A transição da gestão do Brasil para os investidores da SAF atrasou – a Xavante Participações ainda depende de decisão judicial para assumir 90% das ações. E é nesse cenário que os responsáveis pelas tomadas de decisão dentro do Bento Freitas tentam avançar em negociações com parceiros enquanto buscam a melhor condição estrutural ao departamento de futebol.
Fernando Ferreira, consultor do projeto da SAF e componente do consórcio de investidores, viu de perto a vitória por 2 a 1 da equipe de Gilson Maciel sobre o Azuriz. Antes da partida, ele disse que uma das premissas do trabalho dos novos gestores é separar a parte burocrática, jurídica e financeira do trabalho do campo. “O Brasil, certamente, no campeonato será uma das equipes mais bem estruturadas”, afirmou, sobre a Série D.

Fernando Ferreira concedeu entrevista antes do jogo contra o Azuriz (Foto: Gabriel Motta)
A concretização da transição virou tema jurídico e está a cargo dos escritórios de advocacia que representam as partes. A equipe atuou de camisa “limpa” na estreia na quarta divisão nacional, ou seja, sem patrocinadores. A casa de apostas ZeroUm, que adquiriu os naming rights da própria competição, será anunciada em breve. A fornecedora de material esportivo Kelme deve substituir a Criare – outra oficialização prevista para abril.
“Estamos conseguindo isso conquistando a confiança das pessoas. Existe ainda um aspecto de uma incerteza relacionada à operação em si. As pessoas poderiam dizer: ‘ah, vamos esperar para as coisas definirem’. Existe uma confiança de que vai estar tudo certo e essas pessoas acreditam no projeto. Aqui ninguém vende ilusões”, disse Fernando.
Melhorias na Baixada
Para o próximo compromisso em casa, diante do São Joseense, dia 19, a expectativa é de novidades também para os associados, com a divulgação do novo plano de sócios.

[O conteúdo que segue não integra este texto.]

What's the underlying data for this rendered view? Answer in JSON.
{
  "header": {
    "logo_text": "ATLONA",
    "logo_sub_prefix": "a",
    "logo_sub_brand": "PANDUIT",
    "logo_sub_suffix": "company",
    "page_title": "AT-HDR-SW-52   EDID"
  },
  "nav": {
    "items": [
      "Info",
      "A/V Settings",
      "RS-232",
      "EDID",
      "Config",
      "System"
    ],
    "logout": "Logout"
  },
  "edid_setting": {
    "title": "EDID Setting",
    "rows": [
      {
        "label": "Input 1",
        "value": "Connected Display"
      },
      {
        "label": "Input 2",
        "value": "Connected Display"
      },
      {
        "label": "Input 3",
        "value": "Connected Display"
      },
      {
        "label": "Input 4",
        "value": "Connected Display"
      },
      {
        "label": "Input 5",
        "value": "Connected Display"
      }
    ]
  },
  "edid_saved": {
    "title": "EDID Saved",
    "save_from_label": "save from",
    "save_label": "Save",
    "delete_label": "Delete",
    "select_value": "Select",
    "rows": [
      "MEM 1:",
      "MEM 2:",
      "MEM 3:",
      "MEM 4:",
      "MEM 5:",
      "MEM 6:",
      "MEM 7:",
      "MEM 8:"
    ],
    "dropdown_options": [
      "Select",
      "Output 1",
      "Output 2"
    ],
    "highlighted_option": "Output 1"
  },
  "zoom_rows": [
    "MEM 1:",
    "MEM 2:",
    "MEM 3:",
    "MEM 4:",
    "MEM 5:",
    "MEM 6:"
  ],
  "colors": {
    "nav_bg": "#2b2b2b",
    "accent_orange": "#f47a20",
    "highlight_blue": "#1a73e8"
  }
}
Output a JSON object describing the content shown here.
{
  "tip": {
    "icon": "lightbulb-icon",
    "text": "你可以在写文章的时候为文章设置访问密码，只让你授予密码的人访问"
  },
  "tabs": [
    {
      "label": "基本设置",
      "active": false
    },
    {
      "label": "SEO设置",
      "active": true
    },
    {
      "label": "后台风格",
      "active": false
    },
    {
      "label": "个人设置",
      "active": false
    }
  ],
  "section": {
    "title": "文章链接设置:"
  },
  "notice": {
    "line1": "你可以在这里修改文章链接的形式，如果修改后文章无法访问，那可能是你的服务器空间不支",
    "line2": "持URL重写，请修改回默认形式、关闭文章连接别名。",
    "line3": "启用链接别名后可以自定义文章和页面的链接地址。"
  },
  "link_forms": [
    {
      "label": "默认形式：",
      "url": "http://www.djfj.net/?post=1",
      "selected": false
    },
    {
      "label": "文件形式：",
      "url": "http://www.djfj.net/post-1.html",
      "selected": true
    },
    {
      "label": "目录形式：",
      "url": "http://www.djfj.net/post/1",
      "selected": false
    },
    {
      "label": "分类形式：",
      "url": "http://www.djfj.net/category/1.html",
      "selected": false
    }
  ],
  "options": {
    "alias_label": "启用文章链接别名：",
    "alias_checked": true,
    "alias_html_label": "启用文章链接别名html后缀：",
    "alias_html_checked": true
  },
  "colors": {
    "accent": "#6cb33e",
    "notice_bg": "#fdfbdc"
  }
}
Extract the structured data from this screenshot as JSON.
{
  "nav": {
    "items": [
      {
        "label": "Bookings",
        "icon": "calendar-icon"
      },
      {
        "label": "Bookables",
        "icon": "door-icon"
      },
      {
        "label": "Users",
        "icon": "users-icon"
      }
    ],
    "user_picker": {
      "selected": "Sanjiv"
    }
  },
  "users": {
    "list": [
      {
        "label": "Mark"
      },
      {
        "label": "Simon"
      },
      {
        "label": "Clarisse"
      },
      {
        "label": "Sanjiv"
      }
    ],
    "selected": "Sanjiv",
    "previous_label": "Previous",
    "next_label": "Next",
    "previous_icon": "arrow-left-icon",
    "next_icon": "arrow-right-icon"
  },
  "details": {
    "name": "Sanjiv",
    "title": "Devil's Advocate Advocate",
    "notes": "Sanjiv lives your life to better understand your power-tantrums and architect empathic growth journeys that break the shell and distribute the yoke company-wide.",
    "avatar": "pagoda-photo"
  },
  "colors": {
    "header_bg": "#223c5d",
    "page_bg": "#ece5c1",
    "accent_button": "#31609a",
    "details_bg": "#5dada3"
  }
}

Além disso, existe a perspectiva de evoluir na qualificação estrutural do Bento Freitas. O cronograma original de melhorias está atrasado em três meses, e uma das razões foi o grau de exigência da Brigada Militar para liberar o estádio.
“A Brigada bateu muito em questões que vinham sendo adiadas. Dessa vez, não facilitaram. Falaram: ‘vocês vão fazer’. Tinha pouquíssimo tempo, a gente juntou todo mundo, fez um investimento, muita coisa que não aparece tanto, mas que evita que tenhamos problemas. Questões de segurança, circulação, atendimento à legislação, fluxo”, explica o consultor da SAF.
Os banheiros e a parte elétrica são pontos considerados cruciais pelos gestores, e ainda não houve o avanço ideal. Na arquibancada da avenida Juscelino Kubitschek (JK), por exemplo, as estruturas químicas permaneceram no jogo de abertura da temporada.
A pintura e a organização de áreas internas para vender produtos também serão focos no futuro – assuntos diretamente conectados aos acordos comerciais. Por outro lado, entulhos foram retirados de alguns setores da Baixada. Mais adiante, a ideia envolve criar uma esplanada pela JK.